Nevada Legislature raises Medicaid, checkup budgets by $1.2 billion

Legislative money committees on Friday approved Medicaid/Nevada Check Up program budgets that total $9 billion over the coming two-year budget cycle.

That’s $1.2 billion more than the current budget, an increase of 14.9 percent. That includes $8.79 billion in federal funds and $1.77 billion in state General Fund money.

Medicaid consumes $8.5 billion of that total to provide health coverage for low-income persons. Check Up is the companion program that provides healthcare for low-income children budgeted at $125.7 million over the biennium and $344.6 million in the Health Care Financing and Policy budget.

The biggest reason for the increase is the reduction in the percentage of total costs paid by the federal government. That percentage, known as FMAP, is projected to decrease from 65.09 percent to 64.17 percent in 2020 and 63.74 percent in 2021. Nevada’s share of that change will be $19 million.

For the newly eligible Medicaid enrollees under Obamacare, the FMAP remains at 90 percent.

FMAP is adjusted by the federal government every year based on the relative wealth of the different states. Nevada’s economy has been booming compared to the rest of the nation, driving FMAP down.
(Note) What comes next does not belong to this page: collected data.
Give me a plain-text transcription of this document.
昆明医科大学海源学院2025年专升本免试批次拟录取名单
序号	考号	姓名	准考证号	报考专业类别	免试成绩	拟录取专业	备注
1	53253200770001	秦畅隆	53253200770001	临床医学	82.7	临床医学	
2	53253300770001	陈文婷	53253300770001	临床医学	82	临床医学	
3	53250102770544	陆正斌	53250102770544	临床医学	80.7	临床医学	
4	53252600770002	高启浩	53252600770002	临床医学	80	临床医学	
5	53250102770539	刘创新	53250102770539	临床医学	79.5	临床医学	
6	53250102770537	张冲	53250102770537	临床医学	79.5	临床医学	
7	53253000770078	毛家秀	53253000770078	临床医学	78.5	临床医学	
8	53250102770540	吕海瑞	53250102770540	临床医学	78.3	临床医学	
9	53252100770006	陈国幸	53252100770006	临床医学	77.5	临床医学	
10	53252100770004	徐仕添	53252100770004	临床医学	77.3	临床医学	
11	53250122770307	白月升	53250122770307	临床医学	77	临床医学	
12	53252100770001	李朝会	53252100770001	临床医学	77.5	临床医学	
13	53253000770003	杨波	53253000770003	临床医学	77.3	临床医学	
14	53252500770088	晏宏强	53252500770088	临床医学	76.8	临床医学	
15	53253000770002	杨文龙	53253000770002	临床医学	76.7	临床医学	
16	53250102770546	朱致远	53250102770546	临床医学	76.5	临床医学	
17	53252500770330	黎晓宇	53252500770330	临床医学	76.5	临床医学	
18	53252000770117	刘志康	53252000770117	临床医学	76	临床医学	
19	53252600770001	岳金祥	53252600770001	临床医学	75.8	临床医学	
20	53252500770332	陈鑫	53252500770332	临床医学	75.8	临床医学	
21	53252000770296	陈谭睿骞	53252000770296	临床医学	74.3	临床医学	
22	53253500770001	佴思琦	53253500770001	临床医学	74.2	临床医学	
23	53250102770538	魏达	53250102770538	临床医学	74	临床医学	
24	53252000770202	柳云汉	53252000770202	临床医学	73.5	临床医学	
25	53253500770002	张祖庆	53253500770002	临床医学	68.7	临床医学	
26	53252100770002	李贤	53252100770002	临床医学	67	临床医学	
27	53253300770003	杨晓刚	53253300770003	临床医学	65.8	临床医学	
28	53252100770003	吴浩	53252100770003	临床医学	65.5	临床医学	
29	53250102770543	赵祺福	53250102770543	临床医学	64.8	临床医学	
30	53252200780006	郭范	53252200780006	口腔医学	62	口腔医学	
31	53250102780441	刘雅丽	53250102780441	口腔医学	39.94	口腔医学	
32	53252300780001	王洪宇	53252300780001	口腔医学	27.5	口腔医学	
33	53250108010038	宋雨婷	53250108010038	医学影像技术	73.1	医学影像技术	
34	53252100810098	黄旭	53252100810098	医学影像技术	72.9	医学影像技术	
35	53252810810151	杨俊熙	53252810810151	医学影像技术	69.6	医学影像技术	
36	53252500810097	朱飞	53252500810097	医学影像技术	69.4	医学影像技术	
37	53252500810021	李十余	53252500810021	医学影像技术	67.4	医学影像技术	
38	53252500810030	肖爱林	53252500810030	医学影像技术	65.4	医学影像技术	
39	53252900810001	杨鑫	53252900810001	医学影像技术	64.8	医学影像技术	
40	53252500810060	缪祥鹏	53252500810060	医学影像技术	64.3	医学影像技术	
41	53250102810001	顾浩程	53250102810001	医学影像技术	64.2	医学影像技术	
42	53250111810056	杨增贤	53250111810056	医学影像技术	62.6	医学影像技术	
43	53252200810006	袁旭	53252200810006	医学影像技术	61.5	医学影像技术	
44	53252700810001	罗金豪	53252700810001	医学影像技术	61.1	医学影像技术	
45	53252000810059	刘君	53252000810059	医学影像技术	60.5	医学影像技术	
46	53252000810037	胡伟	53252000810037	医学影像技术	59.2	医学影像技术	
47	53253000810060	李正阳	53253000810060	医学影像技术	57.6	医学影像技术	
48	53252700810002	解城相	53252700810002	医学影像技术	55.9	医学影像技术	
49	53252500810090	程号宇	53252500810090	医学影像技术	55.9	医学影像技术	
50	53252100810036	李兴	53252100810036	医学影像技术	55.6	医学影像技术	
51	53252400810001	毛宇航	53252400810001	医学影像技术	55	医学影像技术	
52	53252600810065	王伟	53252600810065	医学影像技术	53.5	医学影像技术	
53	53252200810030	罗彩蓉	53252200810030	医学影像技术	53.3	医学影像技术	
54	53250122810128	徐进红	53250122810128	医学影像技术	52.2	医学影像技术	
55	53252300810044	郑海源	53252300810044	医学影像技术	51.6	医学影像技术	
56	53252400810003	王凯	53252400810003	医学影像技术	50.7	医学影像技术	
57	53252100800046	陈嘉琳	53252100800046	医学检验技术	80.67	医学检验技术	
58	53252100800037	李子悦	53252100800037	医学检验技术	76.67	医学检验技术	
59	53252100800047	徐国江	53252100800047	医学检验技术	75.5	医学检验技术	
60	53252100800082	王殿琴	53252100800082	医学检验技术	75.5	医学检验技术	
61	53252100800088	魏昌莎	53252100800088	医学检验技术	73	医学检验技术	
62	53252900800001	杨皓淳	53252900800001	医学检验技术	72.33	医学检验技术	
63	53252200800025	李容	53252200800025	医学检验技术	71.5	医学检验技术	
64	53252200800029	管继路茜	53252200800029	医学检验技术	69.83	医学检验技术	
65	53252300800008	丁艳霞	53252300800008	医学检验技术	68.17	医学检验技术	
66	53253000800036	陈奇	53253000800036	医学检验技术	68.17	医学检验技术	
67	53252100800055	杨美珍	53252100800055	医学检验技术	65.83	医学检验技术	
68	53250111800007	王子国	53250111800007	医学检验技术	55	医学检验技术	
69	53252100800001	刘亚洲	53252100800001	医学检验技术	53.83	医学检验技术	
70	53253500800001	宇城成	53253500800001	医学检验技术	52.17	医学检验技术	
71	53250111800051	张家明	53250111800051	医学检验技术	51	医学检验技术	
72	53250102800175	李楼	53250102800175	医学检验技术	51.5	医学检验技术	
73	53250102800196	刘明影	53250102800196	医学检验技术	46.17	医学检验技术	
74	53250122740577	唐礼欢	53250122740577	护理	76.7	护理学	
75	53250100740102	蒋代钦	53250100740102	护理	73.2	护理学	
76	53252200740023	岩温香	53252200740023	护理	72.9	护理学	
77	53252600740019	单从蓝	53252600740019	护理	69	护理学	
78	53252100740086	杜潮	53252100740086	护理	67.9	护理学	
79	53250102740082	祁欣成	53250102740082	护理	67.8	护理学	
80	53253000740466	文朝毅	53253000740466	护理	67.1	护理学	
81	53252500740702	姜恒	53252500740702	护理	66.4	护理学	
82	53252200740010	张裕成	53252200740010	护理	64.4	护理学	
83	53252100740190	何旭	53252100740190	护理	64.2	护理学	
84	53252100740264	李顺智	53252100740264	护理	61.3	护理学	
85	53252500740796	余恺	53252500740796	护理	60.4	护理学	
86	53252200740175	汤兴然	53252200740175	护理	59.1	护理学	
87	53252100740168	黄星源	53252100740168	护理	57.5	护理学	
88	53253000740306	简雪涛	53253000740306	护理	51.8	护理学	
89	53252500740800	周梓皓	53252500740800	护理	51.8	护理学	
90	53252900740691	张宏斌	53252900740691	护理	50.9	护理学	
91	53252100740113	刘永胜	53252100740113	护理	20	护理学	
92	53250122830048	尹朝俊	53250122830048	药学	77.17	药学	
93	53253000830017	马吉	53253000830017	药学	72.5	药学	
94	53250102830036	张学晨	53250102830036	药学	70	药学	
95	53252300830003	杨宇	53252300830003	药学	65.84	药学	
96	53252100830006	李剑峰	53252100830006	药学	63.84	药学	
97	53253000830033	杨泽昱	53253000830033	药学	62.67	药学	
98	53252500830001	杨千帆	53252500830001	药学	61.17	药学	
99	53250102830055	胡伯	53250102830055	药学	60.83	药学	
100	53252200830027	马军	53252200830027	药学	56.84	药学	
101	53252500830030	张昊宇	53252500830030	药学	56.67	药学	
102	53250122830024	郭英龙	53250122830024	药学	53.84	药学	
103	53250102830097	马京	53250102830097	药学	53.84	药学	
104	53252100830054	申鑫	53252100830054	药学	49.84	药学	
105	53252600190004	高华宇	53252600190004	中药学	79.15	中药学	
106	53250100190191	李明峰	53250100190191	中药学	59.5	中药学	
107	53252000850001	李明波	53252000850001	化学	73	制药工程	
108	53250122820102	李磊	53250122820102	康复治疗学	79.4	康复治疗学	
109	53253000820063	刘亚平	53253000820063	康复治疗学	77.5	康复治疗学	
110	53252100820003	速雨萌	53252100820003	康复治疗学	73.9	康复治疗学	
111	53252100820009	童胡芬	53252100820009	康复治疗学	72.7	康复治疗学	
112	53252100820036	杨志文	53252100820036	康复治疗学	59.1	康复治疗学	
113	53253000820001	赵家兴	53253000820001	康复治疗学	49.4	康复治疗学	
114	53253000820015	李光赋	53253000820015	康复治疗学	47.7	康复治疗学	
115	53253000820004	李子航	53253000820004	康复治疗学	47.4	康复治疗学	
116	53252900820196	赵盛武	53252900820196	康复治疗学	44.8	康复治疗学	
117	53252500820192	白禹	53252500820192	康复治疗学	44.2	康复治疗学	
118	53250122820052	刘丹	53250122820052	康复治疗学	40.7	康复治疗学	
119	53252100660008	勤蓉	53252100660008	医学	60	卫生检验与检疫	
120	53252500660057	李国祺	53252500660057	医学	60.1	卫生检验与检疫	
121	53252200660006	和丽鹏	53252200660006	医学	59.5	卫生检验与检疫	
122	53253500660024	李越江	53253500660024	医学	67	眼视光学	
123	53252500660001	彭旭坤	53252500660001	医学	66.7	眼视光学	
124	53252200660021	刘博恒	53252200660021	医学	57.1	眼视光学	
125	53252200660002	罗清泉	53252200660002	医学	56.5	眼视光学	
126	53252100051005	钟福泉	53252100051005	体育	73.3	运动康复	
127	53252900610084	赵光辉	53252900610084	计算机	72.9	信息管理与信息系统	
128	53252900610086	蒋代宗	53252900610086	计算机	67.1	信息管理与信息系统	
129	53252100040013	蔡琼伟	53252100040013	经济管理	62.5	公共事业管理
The other driver is the Medicaid caseload. That number has actually decreased since last September by about 12,675 to 643,992, about 20 percent of Nevada residents. Enrollment is expected to further decrease in 2020 and 2021 to 640,083 by the end of the biennium.

The budget includes $48.7 million to expand services in a variety of areas including supportive living arrangements, neonatal care rising pharmaceutical costs, pediatric care and added behavioral health clinics and homelessness services.

Medicaid is the largest budget in state government, but the majority of the money comes from the federal government.

It also includes mandatory increases in reimbursement rates for managed care, dental services and drug costs.